Parsing Resumes to Identify Skills Data – Certain Limitations
Parsers are used widely for pulling information from resumes and job descriptions. However, they have their limitations. Creation of structured information on skills is a better alternative
The Recruitment Industry invests a lot of time and effort into the parsing and pulling of data from resumes and job descriptions. Once the data has been extracted, activities like matching of data from resumes to data from job descriptions, are carried out. The whole process is quite tedious and gives rise to an urgent need for the standardization of data available on skills and to present it in a structured format.
Efforts have been made to perform the above matching function. Natural Language Processing (NLP) or the process of making the modern computers more equipped to understand natural human language, has been used to compare the extracted data in a more efficient form. Pattern Matching or the process of scanning documents to find series of particular phrases, words, signifiers, etc to match with tokens from another document, have all been used. Unfortunately, all these attempts have been unsuccessful.
However, the continuing research has narrowed down the approach towards a more structuralized skills data to the following two forms:
- Create Structured Data From Output
- Extract unstructured output from texts like resumes and job descriptions.
- Convert the unstructured output into structured output.
- Create Structured Data At Input
- Create structured data at the point of input.
Dealing With Data
To be able to create structured data at the point of input, the types of data available needs to be slotted into different sub-categories. While classifying data, two major sub-categories emerge:
- Unambiguous Information
This includes basic tags like name, email, contact number, location, names of companies previously worked at, titles, gender, etc. Parsers work well in picking such information from the resumes and job descriptions. The reason for this being the presence of discernable patterns, like the presence of ‘@’ in email IDs.
- Description of Skills
This is the more descriptive form of information and gives the parsers a hard time analysing. Several issues arise while dealing with information on skills. One of them is different names for the same skill or different phrases being used to describe the same skill. For example, Digital Marketing can also be called Online Marketing or Web Marketing or Internet Marketing. The use of abbreviations also causes problems in the analytical process.
Another problem that arises while dealing with this information is that skills in isolation do not make much sense. Therefore, a need to analyse skills in a way that does not distort the meaning, arises.
In a typical scenario, running a parser through a person’s resume to look for Java programming skills can be helpful if you are looking for candidates with the knowledge of Java. But if the search is much more specific than that, like looking for a Java Developer who knows server-side programming in a particular development environment, with a good understanding of object oriented programming for development of software systems in the banking domain, then the parsing process fails.
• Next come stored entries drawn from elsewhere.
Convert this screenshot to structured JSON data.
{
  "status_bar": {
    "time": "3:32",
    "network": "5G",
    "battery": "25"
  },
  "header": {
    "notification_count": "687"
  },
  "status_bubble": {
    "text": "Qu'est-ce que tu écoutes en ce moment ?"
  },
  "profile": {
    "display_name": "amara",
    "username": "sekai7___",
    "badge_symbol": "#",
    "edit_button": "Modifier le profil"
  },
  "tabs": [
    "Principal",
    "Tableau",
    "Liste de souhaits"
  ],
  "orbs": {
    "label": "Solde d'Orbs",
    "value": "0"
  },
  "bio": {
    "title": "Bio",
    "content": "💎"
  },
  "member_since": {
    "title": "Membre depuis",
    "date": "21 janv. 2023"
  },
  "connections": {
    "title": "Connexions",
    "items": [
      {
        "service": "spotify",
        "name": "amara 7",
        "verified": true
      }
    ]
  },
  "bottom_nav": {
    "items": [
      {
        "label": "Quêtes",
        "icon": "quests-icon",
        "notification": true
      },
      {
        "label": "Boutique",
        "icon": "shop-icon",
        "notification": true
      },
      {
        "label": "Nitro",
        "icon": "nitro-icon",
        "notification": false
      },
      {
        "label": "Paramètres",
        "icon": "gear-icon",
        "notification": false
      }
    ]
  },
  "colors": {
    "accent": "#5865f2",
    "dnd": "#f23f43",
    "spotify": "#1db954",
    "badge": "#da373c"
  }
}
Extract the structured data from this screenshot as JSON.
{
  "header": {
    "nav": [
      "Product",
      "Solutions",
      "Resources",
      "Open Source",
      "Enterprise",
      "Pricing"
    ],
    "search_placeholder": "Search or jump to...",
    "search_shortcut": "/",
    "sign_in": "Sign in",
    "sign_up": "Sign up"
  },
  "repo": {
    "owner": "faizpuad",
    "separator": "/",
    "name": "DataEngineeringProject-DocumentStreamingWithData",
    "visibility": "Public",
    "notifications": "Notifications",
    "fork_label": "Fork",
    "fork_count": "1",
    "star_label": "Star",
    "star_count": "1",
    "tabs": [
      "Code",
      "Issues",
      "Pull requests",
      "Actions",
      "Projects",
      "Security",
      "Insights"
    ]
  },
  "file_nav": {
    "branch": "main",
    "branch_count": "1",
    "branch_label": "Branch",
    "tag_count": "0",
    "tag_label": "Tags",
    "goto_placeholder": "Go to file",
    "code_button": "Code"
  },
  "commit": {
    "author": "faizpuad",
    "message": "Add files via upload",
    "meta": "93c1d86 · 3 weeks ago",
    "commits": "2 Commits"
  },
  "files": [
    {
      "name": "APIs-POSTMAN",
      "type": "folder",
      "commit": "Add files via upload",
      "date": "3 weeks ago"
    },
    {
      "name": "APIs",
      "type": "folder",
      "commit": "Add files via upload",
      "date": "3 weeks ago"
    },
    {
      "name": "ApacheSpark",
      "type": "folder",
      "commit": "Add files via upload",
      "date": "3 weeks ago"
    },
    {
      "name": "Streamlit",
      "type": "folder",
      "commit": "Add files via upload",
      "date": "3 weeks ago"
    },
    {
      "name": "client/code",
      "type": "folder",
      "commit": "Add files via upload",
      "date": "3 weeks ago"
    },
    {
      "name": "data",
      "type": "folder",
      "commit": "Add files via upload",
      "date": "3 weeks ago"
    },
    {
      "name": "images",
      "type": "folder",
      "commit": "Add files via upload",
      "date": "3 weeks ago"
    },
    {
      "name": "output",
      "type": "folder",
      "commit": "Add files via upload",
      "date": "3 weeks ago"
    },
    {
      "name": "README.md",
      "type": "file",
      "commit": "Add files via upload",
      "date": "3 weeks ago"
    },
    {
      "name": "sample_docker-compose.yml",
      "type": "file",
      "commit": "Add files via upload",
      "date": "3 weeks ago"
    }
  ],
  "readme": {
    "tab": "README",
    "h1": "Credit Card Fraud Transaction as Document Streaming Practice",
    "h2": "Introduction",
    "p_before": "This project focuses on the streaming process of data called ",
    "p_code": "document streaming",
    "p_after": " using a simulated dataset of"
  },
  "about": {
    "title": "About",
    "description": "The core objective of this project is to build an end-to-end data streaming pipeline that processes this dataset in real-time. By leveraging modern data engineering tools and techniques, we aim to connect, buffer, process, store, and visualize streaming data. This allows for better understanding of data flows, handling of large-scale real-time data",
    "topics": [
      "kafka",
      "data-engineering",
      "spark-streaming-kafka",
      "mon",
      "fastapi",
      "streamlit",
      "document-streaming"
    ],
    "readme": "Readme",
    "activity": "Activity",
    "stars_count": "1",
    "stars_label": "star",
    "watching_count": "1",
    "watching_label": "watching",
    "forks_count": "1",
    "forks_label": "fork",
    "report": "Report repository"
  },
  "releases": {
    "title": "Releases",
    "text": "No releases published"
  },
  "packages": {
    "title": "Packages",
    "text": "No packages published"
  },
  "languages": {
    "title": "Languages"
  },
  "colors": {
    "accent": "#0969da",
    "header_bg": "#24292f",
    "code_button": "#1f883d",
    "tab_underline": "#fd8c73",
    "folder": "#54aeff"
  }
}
Unfortunately, the parsing of resumes and job descriptions do not bring out quality structured information from the unstructured information i.e., resumes and job descriptions.
- The Simple Solution
The simplest solution available is to provide autosuggestions at the point of creation of resumes and job description. Although it is a much straight forward approach, it limits the data entering process and data entered that does not correspond to any of the suggestions will still face all the above discussed issues.
- The Effective Solution
The most effective way to handle the problem is to avoid unstructured information. The major cause of unstructured information is not the entry of information but the documents into which the information is being added, i.e. the resumes and job description. The most logical thing to do in this case is to remove the resumes and job descriptions completely from the equation.
If we replace these documents with structures, it can help solve the problem of structuralization from its root. Applications like Linkedin work on the concept of structures but cannot be taken as an ideal example as their performance falls in the case of skills.
The best way to deal with this issue would be to create a structure known as a Skill Profile where a skillset belonging to a universally known pool of skills can be added.
Crunched information on skills can be stored in these structures which will make matching jobs to people a much faster and more efficient task.
Information from such a system can be used by other industries too, including Talent Development, Market Analytics, Resource Deployment, etc.
It’s Your Skills
It’s Your Skills offers a mechanism for creating a structured skills profile. At the backend, this consists of a database of skills or a Skills Ontology, one that is constantly updated. At the front-end, there is a simple user interface. The output of Skills Profile is applicable for both jobs as well as people.
Adopting the technology is just the first step. A bigger challenge lies in adapting to the behavioral changes required in the technology. This is the vital first step towards making the talent landscape more efficient.